I went to a lot of art based summer camps and art classes growing up, and printmaking was often a part of them. I have always loved printmaking. I think because it involves both well thought-out design (for layering as an example) and often a complicated execution, even if you are just vegetable printing some wrapping paper. It somehow feeds my desire to part of a long-winded complete artistic process. Just a coloring book was never fun for me, but a complex doodle that I had drawn, had colored in, had added paint splotches and splatters, had added some collage or 3-D pieces and then had made into a card of framed gift made me the happiest. Raw materials all the way to a final product has always been my natural artistic process. I have done some form of print making every year of my life since I was 5. It is just so satisfying. I took an amazing etching class in 9th grade, where we used plastic, a carving stylus and ink to create some beautiful pieces.
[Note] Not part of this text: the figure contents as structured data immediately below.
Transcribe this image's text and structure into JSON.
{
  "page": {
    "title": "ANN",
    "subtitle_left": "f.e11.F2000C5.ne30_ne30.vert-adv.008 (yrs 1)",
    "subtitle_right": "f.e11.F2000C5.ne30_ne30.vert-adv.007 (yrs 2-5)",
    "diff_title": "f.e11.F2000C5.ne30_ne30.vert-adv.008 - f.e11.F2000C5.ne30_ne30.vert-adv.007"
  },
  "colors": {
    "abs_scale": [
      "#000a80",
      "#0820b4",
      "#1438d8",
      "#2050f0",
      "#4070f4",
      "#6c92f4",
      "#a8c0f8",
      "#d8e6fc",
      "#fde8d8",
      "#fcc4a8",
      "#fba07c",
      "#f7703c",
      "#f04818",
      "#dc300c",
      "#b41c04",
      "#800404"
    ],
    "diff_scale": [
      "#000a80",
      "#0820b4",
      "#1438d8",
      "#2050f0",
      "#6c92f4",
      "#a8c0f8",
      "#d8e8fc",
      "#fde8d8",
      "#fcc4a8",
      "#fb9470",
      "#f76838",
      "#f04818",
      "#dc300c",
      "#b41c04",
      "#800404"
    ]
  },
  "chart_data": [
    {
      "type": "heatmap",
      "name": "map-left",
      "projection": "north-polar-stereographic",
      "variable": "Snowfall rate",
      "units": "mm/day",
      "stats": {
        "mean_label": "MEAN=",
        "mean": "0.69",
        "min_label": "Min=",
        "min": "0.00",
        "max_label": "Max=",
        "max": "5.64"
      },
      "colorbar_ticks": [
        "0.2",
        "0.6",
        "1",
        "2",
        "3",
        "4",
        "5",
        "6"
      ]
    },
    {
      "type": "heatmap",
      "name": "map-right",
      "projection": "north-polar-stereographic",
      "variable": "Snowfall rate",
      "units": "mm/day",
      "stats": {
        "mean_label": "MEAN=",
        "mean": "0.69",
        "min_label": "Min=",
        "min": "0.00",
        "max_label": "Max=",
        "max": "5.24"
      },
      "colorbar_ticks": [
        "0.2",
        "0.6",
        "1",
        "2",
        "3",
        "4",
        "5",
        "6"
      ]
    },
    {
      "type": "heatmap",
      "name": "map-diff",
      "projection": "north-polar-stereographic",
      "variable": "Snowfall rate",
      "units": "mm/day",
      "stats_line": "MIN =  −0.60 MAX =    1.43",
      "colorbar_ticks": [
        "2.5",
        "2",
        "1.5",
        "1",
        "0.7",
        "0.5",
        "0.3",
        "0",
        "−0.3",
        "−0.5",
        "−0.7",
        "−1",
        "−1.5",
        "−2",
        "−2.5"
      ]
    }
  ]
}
In college I took an engaging woodcut class with John Ross at Columbia. He really encouraged us to push ourselves and the limits of using woodcut as a medium for printmaking. My most recent prints have used a “gelli” plate, which is so much fun, I stayed up until 3 am one night, because I was on such a roll. I definitely see more printmaking in the near future.

Leatherwork

I cannot remember when I started leather work. Again, it must have been at a summer camp. But for a period of time I was making belts, bracelets, chokers, hair/stick holders, key chains, wallets, moccasins, etc. I spent my entire allowance, baby-sitting money and jewelry sales money for about a year buying patterns and supplies from the Tandy leather company. There was a leather store on University Avenue in Berkeley that had bins of scrap leather one could buy and take home; I stopped there once a week for a number of years. Leather work provided that raw material start to finish process that I really enjoy. Once I had used a few store bought patterns, I started to design my own unique take on the art. The project often has to be designed ahead of time. The leather needs to be cut and stained. The tooling has to be pre-planned, unless you don’t want that. Leather work was just another one of my ongoing craft projects I had happening in my art studio at home.